NDEBELE paramount chief Khayisa Ndiweni’s oldest son yesterday approached the Bulawayo High Court seeking to stop one of his brothers from succeeding his late father.


Joram Khayisa Thambo filed an urgent chamber application to stop the installation of his younger brother Nhlanhla as the new Ntabazinduna chief, which has been scheduled for Friday.

Thambo had already filed an application to set aside his brother’s selection as his father’s successor and Bulawayo High Court judge Justice Martin Makonese is expected to rule on the matter on August 24.

In his founding affidavit compiled on his behalf by Douglas Dumisani Ndiweni, Thambo cited the Umguza district administrator as first respondent, Nhlanhla and Local Government minister Ignatius Chombo as second and third respondents respectively.

He wants the court to set aside his brother’s appointment as substantive Chief Ndiweni saying it does not comply “with Section 3 of the Traditional Leaders’ Act and as well as the Nguni custom, practice and norms”.
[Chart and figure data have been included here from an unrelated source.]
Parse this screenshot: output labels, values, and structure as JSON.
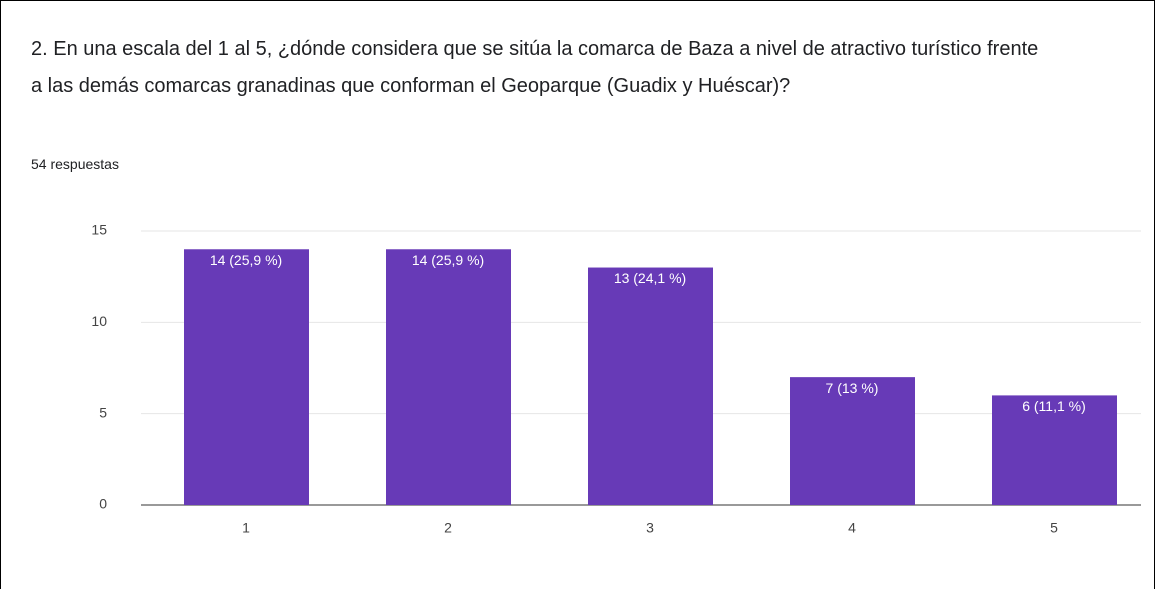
{
  "chart_data": {
    "type": "bar",
    "title": "2. En una escala del 1 al 5, ¿dónde considera que se sitúa la comarca de Baza a nivel de atractivo turístico frente a las demás comarcas granadinas que conforman el Geoparque (Guadix y Huéscar)?",
    "subtitle": "54 respuestas",
    "categories": [
      "1",
      "2",
      "3",
      "4",
      "5"
    ],
    "values": [
      14,
      14,
      13,
      7,
      6
    ],
    "value_labels": [
      "14 (25,9 %)",
      "14 (25,9 %)",
      "13 (24,1 %)",
      "7 (13 %)",
      "6 (11,1 %)"
    ],
    "color": "#673ab7",
    "ylim": [
      0,
      15
    ],
    "yticks": [
      0,
      5,
      10,
      15
    ],
    "grid": true
  }
}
Thambo said he wanted the respondents to be forced to complywith the Traditional Leaders Act Chapter 29.07 in the choice of a substantive Chief Ndiweni within 90 days of granting of the order.

He said failure to do so should see him being declared Chief Ndiweni as he was the oldest son of the late chief. Thambo said the selection of the new chief had not followed the correct procedures.

“Following the demise of Chief Khayisa Ndiweni on or about the year 2012, the first respondent acting on advice from the second respondent and various other persons, decided to act outside the clear provisions of Section 3 of Traditional Leaders’ Act and Nguni practice and norms to choose the second respondents as the Ndiweni family choice for a substantive Chief Ndiweni position, which tainted choice was followed by the unlawful and unprecedented appointment of the second respondent as substantive chief by the first and third respondents and President of Zimbabwean appointed my younger brother as chief,” he submitted.

Thambo said he was the oldest son of the late chief and has a son aged 27.

He said the appointment of the new chief must be conducted after appropriate consultations, which were not done by the respondents.
“The respondent appointed is my younger brother and the 11th in the family of 12,” Thambo said.

“His appointment is an abomination in Nguni custom, culture, precedent, norms and practice and untenable legally done by people with no sense of good governance and appreciation of Nguni culture and provisions of Section 3 of the Traditional Leaders’ Act.

“No lawful impediment against my appointment, failing him my eldest son Mhlambezi is alive and fit to assume chieftainship.”

The wrangle over the Ndiweni chieftaincy has divided the family. Their mother Agnes reportedly recommended Nhlanhla to the position of chief at a time when both Nhlanhla and Thambo were based in England.

Thambo is a veterinary doctor while Nhlanhla is an engineer. According to a close family member, Nhlanhla arrived from England last week to assume the position of chief.